Sehr geehrter Herr Außenminister Steinmeier,
ich hatte mich an Sie und an die Nahostabteilung des Auswärtigen Amtes gewandt, nachdem ein palästinensischer Jugendlicher von israelischen Soldaten gezielt getötet worden war (unjudicial killing).
Der Verweis auf eine Erklärung der EU erweckt den beklemmenden Eindruck, als würde in Berlin nicht mehr Außenpolitik gemacht, als würde man sich im Auswärtigen Amt hinter formelhaften, dürren, wenig inhaltsreichen Aussagen der EU verstecken, wann immer es um Israels Verantwortung geht.
Geradezu zynisch ist die Aufforderung in der EU-Erklärung, israelische und palästinensische (!) Sicherheitskräfte sollten sich tödlicher Schüsse enthalten. Die tödlichen Schüsse kamen von israelischen, nicht von palästinensischen Soldaten!

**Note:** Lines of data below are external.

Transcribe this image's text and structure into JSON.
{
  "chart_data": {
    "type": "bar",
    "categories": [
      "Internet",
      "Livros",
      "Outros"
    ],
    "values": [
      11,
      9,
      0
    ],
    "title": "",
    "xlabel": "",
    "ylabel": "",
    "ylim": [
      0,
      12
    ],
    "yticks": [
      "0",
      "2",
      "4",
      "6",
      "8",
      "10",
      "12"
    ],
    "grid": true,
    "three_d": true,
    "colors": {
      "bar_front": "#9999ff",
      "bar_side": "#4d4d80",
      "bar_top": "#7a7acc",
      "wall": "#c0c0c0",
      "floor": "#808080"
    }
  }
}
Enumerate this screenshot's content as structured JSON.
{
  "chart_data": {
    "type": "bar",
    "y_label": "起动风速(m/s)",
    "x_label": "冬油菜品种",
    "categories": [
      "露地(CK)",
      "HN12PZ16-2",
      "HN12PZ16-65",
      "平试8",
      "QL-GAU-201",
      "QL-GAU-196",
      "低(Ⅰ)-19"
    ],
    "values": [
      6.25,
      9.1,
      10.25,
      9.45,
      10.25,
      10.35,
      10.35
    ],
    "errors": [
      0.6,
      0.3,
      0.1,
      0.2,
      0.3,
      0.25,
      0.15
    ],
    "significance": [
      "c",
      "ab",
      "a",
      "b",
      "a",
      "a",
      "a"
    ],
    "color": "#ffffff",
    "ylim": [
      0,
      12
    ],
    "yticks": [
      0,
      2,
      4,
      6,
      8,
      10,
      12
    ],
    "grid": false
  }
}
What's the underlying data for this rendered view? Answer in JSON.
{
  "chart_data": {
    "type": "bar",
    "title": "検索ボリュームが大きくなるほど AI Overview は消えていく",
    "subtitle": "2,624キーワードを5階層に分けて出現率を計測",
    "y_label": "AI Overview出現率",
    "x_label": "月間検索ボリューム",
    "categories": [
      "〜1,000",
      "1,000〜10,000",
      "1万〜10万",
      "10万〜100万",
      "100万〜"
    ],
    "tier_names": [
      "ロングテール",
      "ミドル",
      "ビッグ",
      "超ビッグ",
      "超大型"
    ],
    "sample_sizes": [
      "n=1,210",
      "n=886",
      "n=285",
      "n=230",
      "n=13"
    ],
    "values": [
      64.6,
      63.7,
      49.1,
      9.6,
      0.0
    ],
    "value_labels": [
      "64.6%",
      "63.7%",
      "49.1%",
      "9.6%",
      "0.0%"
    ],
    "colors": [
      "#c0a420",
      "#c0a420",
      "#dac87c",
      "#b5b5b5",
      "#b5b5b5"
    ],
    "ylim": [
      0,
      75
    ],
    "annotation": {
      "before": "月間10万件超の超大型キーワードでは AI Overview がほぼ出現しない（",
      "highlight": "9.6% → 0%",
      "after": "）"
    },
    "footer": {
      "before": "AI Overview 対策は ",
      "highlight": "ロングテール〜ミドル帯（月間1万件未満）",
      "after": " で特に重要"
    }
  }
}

Nach den uns vorliegenden Informationen, die sich auf die regelmäßigen Berichte der UN-Organisation OCHA stützen, wurden während der sog. Friedensverhandlungen 57 Palästinenser von israelischer Seite getötet (Soldaten und Siedler!).
Die in den Kirchen der weltweiten Ökumene viel beachtete Kairos-Erklärung palästinensischer Kirchenführer ("Die Stunde der Wahrheit") warnt, dass die internationale Gemeinschaft in Bezug auf die Situation in Israel/Palästina eine "Doppelmoral" praktiziere:
"Die selektive Anwendung des Völkerrechts birgt die Gefahr in sich, uns dem Gesetz des Dschungels preiszugeben." (7-1).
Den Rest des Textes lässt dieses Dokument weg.